Marm Kilpatrick, a professor of ecology and evolutionary biology who studies infectious disease dynamics, says people should be prepared for life to be different for the next year, and possibly longer. Features of COVID-19 that make it hard to control include its transmission rate and the fact that people without symptoms can spread the infection.
“If the current numbers are correct, it means each case can give rise to 2.5 new cases every five to six days,” Kilpatrick said. “That’s why it can move so fast, and there’s a delay between infection and getting sick, so the switch from things looking fine to hospitals being overwhelmed can happen really quickly.”
The stay-at-home orders now in effect are intended to slow the rate of spread of the disease, but they are having crippling effects on the economy. Kilpatrick said it may be possible to begin loosening restrictions if the initial lock-down period succeeds in keeping the number of cases down to a manageable level.
“You want to get to where there are few enough cases that you can do contact tracing and test everyone who had contact with each case. But high-capacity testing is crucial,” he said.
In February, soon after other labs had determined the genome sequence of the new coronavirus, researchers at the UC Santa Cruz Genomics Institute posted the sequence on the UCSC Genome Browser and began analyzing and annotating the coronavirus genome. Mark Akeson, professor of biomolecular engineering, is working on rapid sequencing of coronavirus samples using the nanopore sequencing technology he helped pioneer. By sequencing virus samples taken at different times and places, researchers can track genetic changes and trace the spread of different strains of the virus.
The availability of data on the UCSC Genome Browser has enabled Nikolaos Sgourakis, assistant professor of chemistry and biochemistry, and his graduate students to develop computational and experimental tools to identify and characterize hundreds of viral peptides that could be targeted by the immune system. His lab has developed a new technology to create a library of targets for studying T cell responses to the virus. Scientists still have a lot to learn about how the immune system responds to this novel virus and why the severity of the disease varies so much among individuals. Sgourakis’s findings could be used to design suitable peptide vaccines for high-risk groups.

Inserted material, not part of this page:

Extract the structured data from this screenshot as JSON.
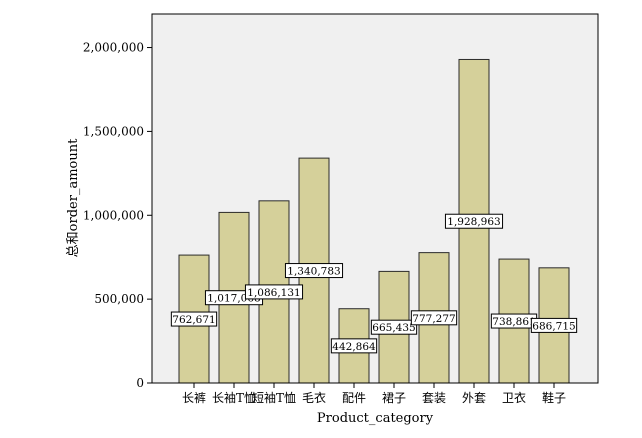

In addition, he said, this research could lead to a T-cell-based diagnostic test, with the potential to predict whether a patient’s adaptive immune response will be able to clear the virus.
These are just a few examples of the many ways in which researchers at UC Santa Cruz are responding to the COVID-19 crisis.

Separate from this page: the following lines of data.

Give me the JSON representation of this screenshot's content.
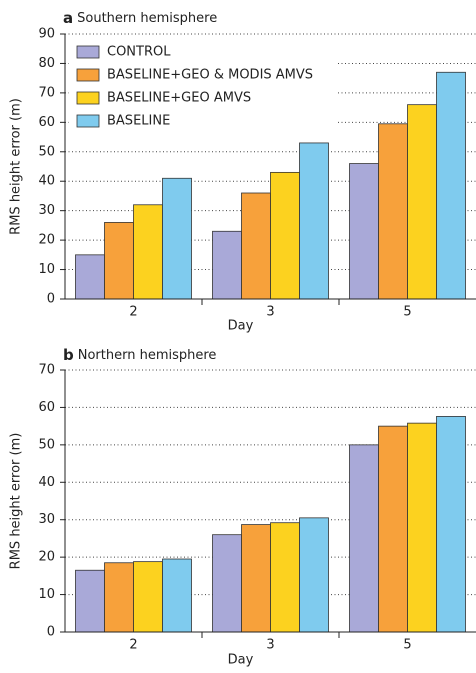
{
  "chart_data": [
    {
      "type": "bar",
      "panel_label": "a",
      "title": "Southern hemisphere",
      "ylabel": "RMS height error (m)",
      "xlabel": "Day",
      "categories": [
        "2",
        "3",
        "5"
      ],
      "series": [
        {
          "name": "CONTROL",
          "color": "#a9a9d8",
          "values": [
            15,
            23,
            46
          ]
        },
        {
          "name": "BASELINE+GEO & MODIS AMVS",
          "color": "#f7a13b",
          "values": [
            26,
            36,
            59.5
          ]
        },
        {
          "name": "BASELINE+GEO AMVS",
          "color": "#fcd21f",
          "values": [
            32,
            43,
            66
          ]
        },
        {
          "name": "BASELINE",
          "color": "#7fcbee",
          "values": [
            41,
            53,
            77
          ]
        }
      ],
      "ylim": [
        0,
        90
      ],
      "yticks": [
        0,
        10,
        20,
        30,
        40,
        50,
        60,
        70,
        80,
        90
      ],
      "grid": true
    },
    {
      "type": "bar",
      "panel_label": "b",
      "title": "Northern hemisphere",
      "ylabel": "RMS height error (m)",
      "xlabel": "Day",
      "categories": [
        "2",
        "3",
        "5"
      ],
      "series": [
        {
          "color": "#a9a9d8",
          "values": [
            16.5,
            26,
            50
          ]
        },
        {
          "color": "#f7a13b",
          "values": [
            18.5,
            28.7,
            55
          ]
        },
        {
          "color": "#fcd21f",
          "values": [
            18.8,
            29.2,
            55.8
          ]
        },
        {
          "color": "#7fcbee",
          "values": [
            19.5,
            30.5,
            57.6
          ]
        }
      ],
      "ylim": [
        0,
        70
      ],
      "yticks": [
        0,
        10,
        20,
        30,
        40,
        50,
        60,
        70
      ],
      "grid": true
    }
  ]
}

“People have really risen to the challenge,” said Isabel Bjork, executive director of the UC Santa Cruz Genomics Institute. “There is so much expertise here, and so much desire on the part of staff and researchers to make a difference. People are spending nights and weekends trying to make all this happen.”
This is an extraordinary time that has brought unprecedented changes to the lives and work of the entire campus community. Both Kilpatrick and DuBois, however, say they were not surprised by the emergence of this new disease.
“Any virologist would tell you it was just a matter of time,” DuBois said.
“It’s a perfect example of what we’ve all been talking about for a couple of decades now,” added Kilpatrick. “These outbreaks are rare, though, so people don’t worry enough to really be prepared for it.”